Fraudulent Medicare calls are on the rise – What should you watch for?

By Erica Greenspan, LCSW-C

Coordinator, Resident Services

It is typically around tax season that Americans report an uptick in fraud or scam calls from individuals claiming to be from the IRS. The caller usually sounds very credible, they might know a piece of personal information about you, perhaps your name or the last four digits of your social security number, and they typically express a sense of urgency, “We need your social security number immediately, or else you will incur a massive penalty.” Out of fear or confusion, we might be quick to provide them with the requested information, leaving ourselves vulnerable to identity theft.

This year is unique in that Medicare is mailing out new insurance cards to all beneficiaries. This process began in April 2018 and will last through April 2019. As a result, scammers have seen this as an opportunity to prey on vulnerable older adults who might find it routine that Medicare is calling them. There have already been several reported cases of this scam here at Riderwood, and from what we’ve learned, these clever scammers can be very convincing.
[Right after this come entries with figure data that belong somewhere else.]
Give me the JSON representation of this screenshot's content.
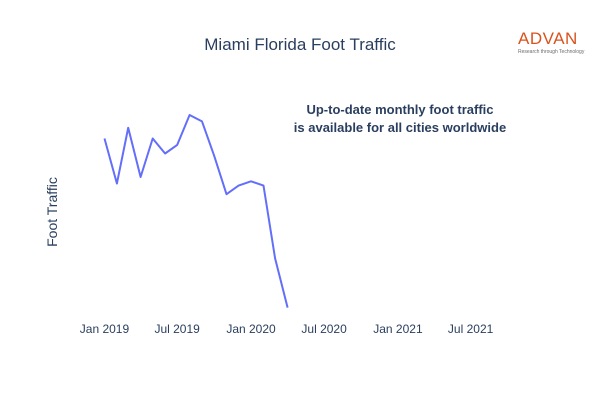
{
  "chart_data": {
    "type": "line",
    "title": "Miami Florida Foot Traffic",
    "xlabel": "",
    "ylabel": "Foot Traffic",
    "annotation": [
      "Up-to-date monthly foot traffic",
      "is available for all cities worldwide"
    ],
    "x_range": [
      "2018-11-01",
      "2021-11-01"
    ],
    "x_ticks": [
      {
        "date": "2019-01-01",
        "label": "Jan 2019"
      },
      {
        "date": "2019-07-01",
        "label": "Jul 2019"
      },
      {
        "date": "2020-01-01",
        "label": "Jan 2020"
      },
      {
        "date": "2020-07-01",
        "label": "Jul 2020"
      },
      {
        "date": "2021-01-01",
        "label": "Jan 2021"
      },
      {
        "date": "2021-07-01",
        "label": "Jul 2021"
      }
    ],
    "y_tick_labels_shown": false,
    "grid": false,
    "series": [
      {
        "color": "#636efa",
        "x": [
          "2019-01-01",
          "2019-02-01",
          "2019-03-01",
          "2019-04-01",
          "2019-05-01",
          "2019-06-01",
          "2019-07-01",
          "2019-08-01",
          "2019-09-01",
          "2019-10-01",
          "2019-11-01",
          "2019-12-01",
          "2020-01-01",
          "2020-02-01",
          "2020-03-01",
          "2020-04-01"
        ],
        "values": [
          0.82,
          0.61,
          0.87,
          0.64,
          0.82,
          0.75,
          0.79,
          0.93,
          0.9,
          0.74,
          0.56,
          0.6,
          0.62,
          0.6,
          0.26,
          0.03
        ]
      }
    ]
  },
  "logo": {
    "word": "ADVAN",
    "tagline": "Research through Technology"
  }
}
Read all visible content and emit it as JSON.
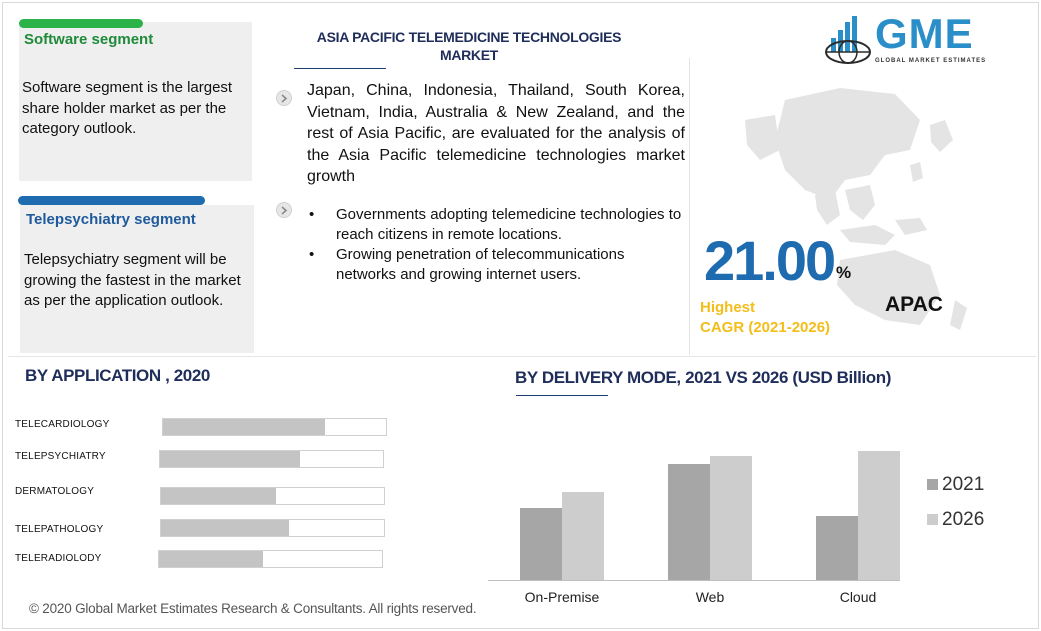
{
  "header": {
    "title": "ASIA PACIFIC TELEMEDICINE TECHNOLOGIES MARKET",
    "logo_text": "GME",
    "logo_subtitle": "GLOBAL MARKET ESTIMATES"
  },
  "cards": [
    {
      "title": "Software segment",
      "text": "Software segment is the largest share holder market as per the category outlook.",
      "bar_color": "#2bb34a",
      "title_color": "#1f8a3a"
    },
    {
      "title": "Telepsychiatry segment",
      "text": "Telepsychiatry segment will be growing the fastest in the market as per the application outlook.",
      "bar_color": "#1e6bb0",
      "title_color": "#1e5a9c"
    }
  ],
  "overview": {
    "paragraph": "Japan, China, Indonesia, Thailand, South Korea, Vietnam, India, Australia & New Zealand, and the rest of Asia Pacific, are evaluated for the analysis of the Asia Pacific telemedicine technologies market  growth",
    "bullets": [
      "Governments adopting telemedicine technologies to reach citizens in remote locations.",
      "Growing penetration of telecommunications networks and growing internet users."
    ],
    "bullet_glyph": "•",
    "icon": "chevron-right-icon"
  },
  "cagr": {
    "value": "21.00",
    "unit": "%",
    "label_line1": "Highest",
    "label_line2": "CAGR (2021-2026)",
    "region": "APAC",
    "number_color": "#1e6bb0",
    "label_color": "#f3bd1a"
  },
  "application_section": {
    "title": "BY  APPLICATION , 2020"
  },
  "delivery_section": {
    "title": "BY  DELIVERY MODE,  2021 VS 2026 (USD Billion)"
  },
  "footer": {
    "text": "© 2020 Global Market Estimates Research & Consultants. All rights reserved."
  },
  "chart_data": [
    {
      "type": "bar",
      "orientation": "horizontal",
      "title": "BY  APPLICATION , 2020",
      "categories": [
        "TELECARDIOLOGY",
        "TELEPSYCHIATRY",
        "DERMATOLOGY",
        "TELEPATHOLOGY",
        "TELERADIOLODY"
      ],
      "values": [
        0.72,
        0.62,
        0.51,
        0.57,
        0.46
      ],
      "value_scale": "share of bar track (no axis shown)",
      "bar_color": "#c4c4c4",
      "grid": false
    },
    {
      "type": "bar",
      "orientation": "vertical",
      "title": "BY  DELIVERY MODE,  2021 VS 2026 (USD Billion)",
      "categories": [
        "On-Premise",
        "Web",
        "Cloud"
      ],
      "series": [
        {
          "name": "2021",
          "values": [
            0.72,
            1.16,
            0.64
          ],
          "color": "#a6a6a6"
        },
        {
          "name": "2026",
          "values": [
            0.88,
            1.24,
            1.29
          ],
          "color": "#cdcdcd"
        }
      ],
      "ylim": [
        0,
        1.3
      ],
      "y_axis_shown": false,
      "legend_position": "right",
      "grid": false
    }
  ]
}
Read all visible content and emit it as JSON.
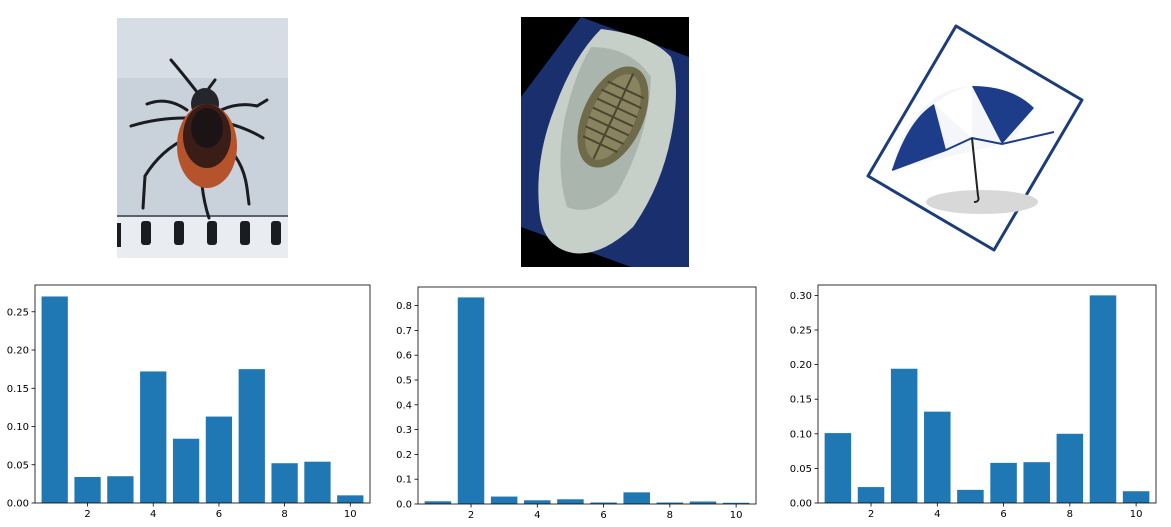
{
  "images": [
    {
      "subject": "tick",
      "icon": "tick-photo-icon"
    },
    {
      "subject": "trilobite fossil",
      "icon": "trilobite-photo-icon"
    },
    {
      "subject": "umbrella",
      "icon": "umbrella-photo-icon"
    }
  ],
  "colors": {
    "bar": "#1f77b4",
    "axis": "#000000",
    "background": "#ffffff"
  },
  "chart_data": [
    {
      "type": "bar",
      "x": [
        1,
        2,
        3,
        4,
        5,
        6,
        7,
        8,
        9,
        10
      ],
      "values": [
        0.27,
        0.034,
        0.035,
        0.172,
        0.084,
        0.113,
        0.175,
        0.052,
        0.054,
        0.01
      ],
      "xticks": [
        "2",
        "4",
        "6",
        "8",
        "10"
      ],
      "yticks": [
        "0.00",
        "0.05",
        "0.10",
        "0.15",
        "0.20",
        "0.25"
      ],
      "ylim": [
        0,
        0.285
      ],
      "xlim": [
        0.4,
        10.6
      ],
      "grid": false
    },
    {
      "type": "bar",
      "x": [
        1,
        2,
        3,
        4,
        5,
        6,
        7,
        8,
        9,
        10
      ],
      "values": [
        0.011,
        0.833,
        0.03,
        0.015,
        0.019,
        0.006,
        0.047,
        0.006,
        0.01,
        0.005
      ],
      "xticks": [
        "2",
        "4",
        "6",
        "8",
        "10"
      ],
      "yticks": [
        "0.0",
        "0.1",
        "0.2",
        "0.3",
        "0.4",
        "0.5",
        "0.6",
        "0.7",
        "0.8"
      ],
      "ylim": [
        0,
        0.875
      ],
      "xlim": [
        0.4,
        10.6
      ],
      "grid": false
    },
    {
      "type": "bar",
      "x": [
        1,
        2,
        3,
        4,
        5,
        6,
        7,
        8,
        9,
        10
      ],
      "values": [
        0.101,
        0.023,
        0.194,
        0.132,
        0.019,
        0.058,
        0.059,
        0.1,
        0.3,
        0.017
      ],
      "xticks": [
        "2",
        "4",
        "6",
        "8",
        "10"
      ],
      "yticks": [
        "0.00",
        "0.05",
        "0.10",
        "0.15",
        "0.20",
        "0.25",
        "0.30"
      ],
      "ylim": [
        0,
        0.315
      ],
      "xlim": [
        0.4,
        10.6
      ],
      "grid": false
    }
  ]
}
They may provide a surprising bit of information on you, referencing a recent surgery or hospitalization. You will wonder “How do they know that about me?”

Here is what’s needed to protect yourself:

-Know that Medicare or Social Security will never call you to request personal information over the phone. If they need something from you, they will send an official letter in the mail. If the caller claims they’ve already sent a letter, ask them to send it again.

-Jot down the caller’s phone number and report it to Riderwood Security, who can work to block the phone number from reaching you again.

If you suspect you may have been scammed, take the following actions:

    Report it to Medicare by calling 1-800-MEDICARE

    Monitor your medical bills and statements

    Inform your bank, and monitor your financial activity

    Initiate fraud protection with the three national credit bureaus. If you call one of them (i.e., Experian 1-888-397-3742), they will notify the other two.

You may feel shame or embarrassment for having “fallen” for a scam, so much so that you don’t want to notify a family member or the authorities for help. This is very common, but remember that these callers are well trained at deceiving individuals. It is always best to reach out for help to protect not only yourself but your peers.